Themes
Last Updated on May 8, 2015, by eNotes Editorial. Word Count: 606
Relation to the Ancestors
The figure of the mask is Senghor's central image in the poem of the traditional past and the ancestors for whom it was a living reality. He uses the word "mask" as a kind of incantation to call up the ancestral spirits who in the present, implicitly, are hidden and hard to hear. The "silence" to which the poet refers suggests the need to greet the ancestors with attention and respectful awe. He also notes that the masks are the way that he can access the "breath of my fathers," that is, the living spirit of the ancestors who will inspire the poet to his song. His own face, he writes, resembles the face of the masks, because the masks bear the idealized features of the real faces of the poet's ancestors. The latter part of the poem admits that the ancestral past is in danger of being lost to the forces of modernity, which have come to Africa in the form of the colonial conquests of the French, British, Dutch, and Belgians. The "princess" of line 12 refers to the aristocratic past of the African empires, and in line 14 the "immutable eyes" of the masks suggest both the god-like tranquillity of the ancestors and their inability to do more than witness the sufferings of the present.
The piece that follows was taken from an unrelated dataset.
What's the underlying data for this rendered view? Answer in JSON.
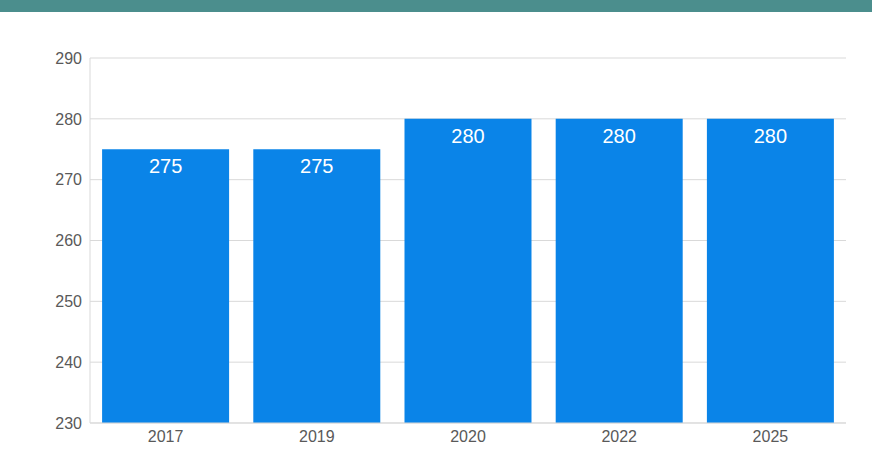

The poem as a whole wrestles with the question of whether the appeal to the ancestral spirits will be able to help the African overcome the present state of subjugation and hopelessness.
Connection to the Land
Senghor refers to the protected ground of the lion-headed ancestor, a sacred space in which the poet can link himself to the line of "fathers" leading all the way back to the mythic first ancestor, the lion. In the last line, it is the soil itself that transmits its power to the feet of the dancer and by implication, too, to the metrical feet of the poet in writing his poem.
Contrast of Africa and Europe
Africa appears in the poem in a dual light. It is the suffering victim of oppression, economic exploitation, and violence, wrenched from its traditional beliefs and ways of life and forced to serve a foreign master. And it is an irrepressible source of life, creativity, and positive relation to the natural world. Europe, too, is ambivalently presented. It is a kind of cruel mother, on which modern Africa is dependent, yet whose embrace is crushing rather than sustaining. In the questions that make up lines 16-18, the world of Europe appears to be the bleak ground of mechanized industry and war, a space of death, hopelessness, and oblivion. Presently, Africa depends on Europe, while Europe exploits the labor and natural riches of Africa. Yet what Europeans see disdainfully as the African's closeness to nature and the land, seemingly a lack of higher spirituality, the African knows to be a profound spirituality and artistic creativity as symbolized in the final line by the dance.
The Synthesis of African and European Culture
Senghor projects a future overcoming of Africa's subordinate position, through which not only the colonized people of Africa but also the European colonizer stands to benefit. The central image in which this theme is developed is that of bringing the brown yeast of African culture to the white flour of European civilization to make a bread that is higher and more nourishing than either element taken separately. Similarly, lines 16-18 suggest that Africa can become a revitalizing force for European societies that have grown cold, weary, and decadent. It is by embracing the life-affirming aspects of African culture that European culture can refresh itself.